Though rejecting human contact, these creatures have made their own world out of the things they stole from humans, even producing their own electricity.

Then we’re shown the faces themselves; Pooh looks demented, and Piglet is like a wild boar. The music was amazing, the characters were believable, and Pooh wouldn’t die, giving total Michael Myers vibes and the possibility of sequels. I loved it.

These nightmarish creatures aren’t truly feral or fully animalistic; they occupy a liminal space between humanity and animals, though they believe they reject it. We see this in how they wear clothes and have a campsite complete with trailers like they turned humanity against itself or possibly as a form of reclamation to make humanity theirs now.

Also, these creatures have had to deal with human pain and consciousness within the hybridity. Not knowing how to process that, turning it off for them was easier than facing it.

This film doesn’t interfere with my memories of the Hundred Acre Wood because I’m an adult. I know the difference between A.A. Milne’s world and Frake-Waterfield’s. Y’all need to sit down and learn to have fun with childhood’s weirdness.

This twisted fairy tale delivers, and I’m personally excited to see what happens in the sequel.
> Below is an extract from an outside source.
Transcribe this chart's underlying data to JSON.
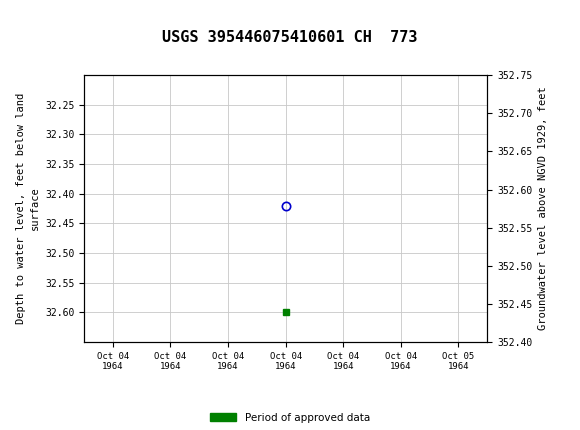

Killer Klowns from Outer Space (1988)

On a date looking at the stars, a young couple, Mike and Debbie, witness a meteor hit Earth, but it’s in the shape of a big-top tent. They wander inside and see aliens that look like clowns killing humans. Now, it’s up to Mike, Debbie, and her cop ex-boyfriend, Dave, to figure out how to defeat these monsters before they destroy the entire town.

The dark carnival term applies so well to Killer Klowns from Outer Space (1988) (or KKOS for short) since all the things in the movie could be found at any carnival: there are references to the big top tent, cotton candy, popcorn, balloon animals, puppet shows, crazy straws all twisted up, though all now have horrifying connotations.

If you saw these clowns, would you be thinking “DANGER”? No. That’s how they get you. Because every single thing they have is a literal weaponization of our childhood memories to make it easier to catch us, cotton candy-imprison us, and suck our blood out of our bodies with those crazy straws.

It’s fun, it’s demented, and their tricks really run the gamut.

Though their motive is unclear, they are malicious in their behavior towards people, possibly because humans suck a bit (no pun originally intended).

Even their deaths are fun: shoot them in the nose, and they turn into a twirly diamond of destruction — the prize is you walking away with your life.

Then, one looks closer: the clowns are gross-looking and deformed as their unnaturalness has simply been painted over. They’re also big as hell, and their teeth are menacingly predatory. Though rotted and distorted, they seem aware of how to blend into the human world, which implies they’ve been here before.

Killer Klowns from Outer Space wasn’t seen as a work of genius when it first came out in the 1980s, either. It took years to become the cult classic it is today because people have embraced the dark carnival aspect.

Hopefully, Winnie-the-Pooh: Blood & Honey will be reevaluated in the future. Such subjects draw in some people (like me) but repulse others; people with clown phobias wouldn’t be caught dead watching KKFOS. But those who enjoy a walk on the dark side truly appreciate these twisted subversions of childhood innocence. 

This same idea has led to the Terrifier series in recent years. Clowns are creepy, and so is childhood itself.

Embrace the weird, celebrate the demented, and welcome to the dark carnival.